Cross-Price Elasticity of Demand
Cross-price elasticity of demand (XED) measures how the quantity demanded of one good responds to a change in the price of another: XED = (% change in Qd of good A) ÷ (% change in price of good B). The sign tells you the relationship between the two goods.
A positive XED indicates that the goods are substitutes: when the price of good B rises, consumers switch to good A, increasing its demand. Butter and margarine, Pepsi and Coca-Cola, or two competing streaming services are substitutes. The higher the positive XED, the closer the substitutes.
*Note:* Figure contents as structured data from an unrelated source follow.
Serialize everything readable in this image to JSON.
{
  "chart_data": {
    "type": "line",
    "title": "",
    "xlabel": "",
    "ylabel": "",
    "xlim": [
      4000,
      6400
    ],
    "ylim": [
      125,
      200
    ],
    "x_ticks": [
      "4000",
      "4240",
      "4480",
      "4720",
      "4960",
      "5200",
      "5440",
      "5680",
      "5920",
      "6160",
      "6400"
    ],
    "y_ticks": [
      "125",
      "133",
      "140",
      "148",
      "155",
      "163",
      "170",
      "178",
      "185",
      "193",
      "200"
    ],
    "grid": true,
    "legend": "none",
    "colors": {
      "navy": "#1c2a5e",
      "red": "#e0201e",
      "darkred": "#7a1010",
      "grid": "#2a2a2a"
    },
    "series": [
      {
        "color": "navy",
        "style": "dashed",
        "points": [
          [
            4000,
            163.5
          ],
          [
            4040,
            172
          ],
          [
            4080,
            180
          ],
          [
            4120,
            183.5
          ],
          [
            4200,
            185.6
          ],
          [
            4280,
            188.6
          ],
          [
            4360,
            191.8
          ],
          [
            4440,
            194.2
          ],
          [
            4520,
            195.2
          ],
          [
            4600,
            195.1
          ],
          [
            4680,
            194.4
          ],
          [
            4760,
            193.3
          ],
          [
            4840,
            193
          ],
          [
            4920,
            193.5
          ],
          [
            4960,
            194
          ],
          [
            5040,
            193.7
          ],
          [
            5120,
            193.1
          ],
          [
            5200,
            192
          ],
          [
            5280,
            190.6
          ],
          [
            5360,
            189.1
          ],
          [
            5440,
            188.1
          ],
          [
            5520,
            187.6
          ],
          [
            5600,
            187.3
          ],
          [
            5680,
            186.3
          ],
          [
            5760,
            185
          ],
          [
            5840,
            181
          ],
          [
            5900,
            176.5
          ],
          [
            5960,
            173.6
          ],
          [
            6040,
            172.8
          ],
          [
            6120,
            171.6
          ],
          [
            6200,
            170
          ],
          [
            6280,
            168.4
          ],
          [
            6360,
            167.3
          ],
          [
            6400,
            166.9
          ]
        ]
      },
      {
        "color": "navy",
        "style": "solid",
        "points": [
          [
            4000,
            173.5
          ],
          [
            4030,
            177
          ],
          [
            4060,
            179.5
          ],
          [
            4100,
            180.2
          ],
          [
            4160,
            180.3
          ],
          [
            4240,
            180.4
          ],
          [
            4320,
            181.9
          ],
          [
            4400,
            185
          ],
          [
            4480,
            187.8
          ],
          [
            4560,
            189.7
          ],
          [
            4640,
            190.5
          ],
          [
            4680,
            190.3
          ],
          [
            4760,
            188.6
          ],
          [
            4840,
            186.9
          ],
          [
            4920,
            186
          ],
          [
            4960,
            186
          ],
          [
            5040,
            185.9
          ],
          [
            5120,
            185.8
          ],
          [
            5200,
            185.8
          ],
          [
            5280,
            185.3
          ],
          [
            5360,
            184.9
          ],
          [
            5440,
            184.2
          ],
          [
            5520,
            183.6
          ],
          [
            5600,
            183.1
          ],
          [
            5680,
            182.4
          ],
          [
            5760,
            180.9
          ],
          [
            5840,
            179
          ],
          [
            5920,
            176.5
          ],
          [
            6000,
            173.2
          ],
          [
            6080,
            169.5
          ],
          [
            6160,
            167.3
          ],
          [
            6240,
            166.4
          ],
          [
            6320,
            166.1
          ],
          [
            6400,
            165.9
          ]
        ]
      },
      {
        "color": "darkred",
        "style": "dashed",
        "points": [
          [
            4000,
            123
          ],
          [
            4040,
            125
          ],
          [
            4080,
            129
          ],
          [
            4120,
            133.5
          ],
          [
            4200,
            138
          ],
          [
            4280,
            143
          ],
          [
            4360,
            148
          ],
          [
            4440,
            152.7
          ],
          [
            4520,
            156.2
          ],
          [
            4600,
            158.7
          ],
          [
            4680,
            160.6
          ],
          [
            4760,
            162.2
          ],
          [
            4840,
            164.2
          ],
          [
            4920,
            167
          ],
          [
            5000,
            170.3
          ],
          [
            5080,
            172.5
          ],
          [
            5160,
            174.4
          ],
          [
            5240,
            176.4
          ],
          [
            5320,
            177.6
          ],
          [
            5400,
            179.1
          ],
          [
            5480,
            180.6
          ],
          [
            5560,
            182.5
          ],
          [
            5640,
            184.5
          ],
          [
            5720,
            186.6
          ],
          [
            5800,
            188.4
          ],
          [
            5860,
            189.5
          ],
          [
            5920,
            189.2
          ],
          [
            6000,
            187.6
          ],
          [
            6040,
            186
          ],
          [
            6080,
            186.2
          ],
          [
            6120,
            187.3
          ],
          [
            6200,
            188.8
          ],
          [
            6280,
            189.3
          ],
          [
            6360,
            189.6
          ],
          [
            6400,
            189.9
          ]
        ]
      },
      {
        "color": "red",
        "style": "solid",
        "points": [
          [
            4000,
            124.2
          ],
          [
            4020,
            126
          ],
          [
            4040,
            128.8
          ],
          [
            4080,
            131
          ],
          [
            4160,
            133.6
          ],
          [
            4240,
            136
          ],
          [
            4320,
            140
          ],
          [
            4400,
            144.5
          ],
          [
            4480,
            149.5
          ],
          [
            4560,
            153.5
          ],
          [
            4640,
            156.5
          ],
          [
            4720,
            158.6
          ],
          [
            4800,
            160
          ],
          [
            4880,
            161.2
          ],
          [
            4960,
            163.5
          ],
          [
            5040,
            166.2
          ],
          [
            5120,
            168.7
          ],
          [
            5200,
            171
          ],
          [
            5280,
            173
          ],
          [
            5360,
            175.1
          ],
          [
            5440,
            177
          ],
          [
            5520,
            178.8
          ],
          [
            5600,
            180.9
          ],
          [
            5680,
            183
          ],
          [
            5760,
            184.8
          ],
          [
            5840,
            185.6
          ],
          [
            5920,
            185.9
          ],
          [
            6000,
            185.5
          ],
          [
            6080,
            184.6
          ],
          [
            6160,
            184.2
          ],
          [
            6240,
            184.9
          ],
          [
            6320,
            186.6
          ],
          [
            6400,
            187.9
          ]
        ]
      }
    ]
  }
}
A negative XED indicates that the goods are complements: when the price of good B rises, demand for good A falls because the two are consumed together. Cars and petrol, printers and ink cartridges, and coffee and milk are complements. If petrol prices spike, fewer people buy large cars — the negative XED captures this relationship.
A XED of zero (or close to it) indicates that the goods are unrelated — changes in the price of one have no effect on demand for the other.
Key takeaway: XED is a powerful tool for market analysis. Firms use it to understand competitive threats (high positive XED means a close rival), and regulators use it to define market boundaries in antitrust cases.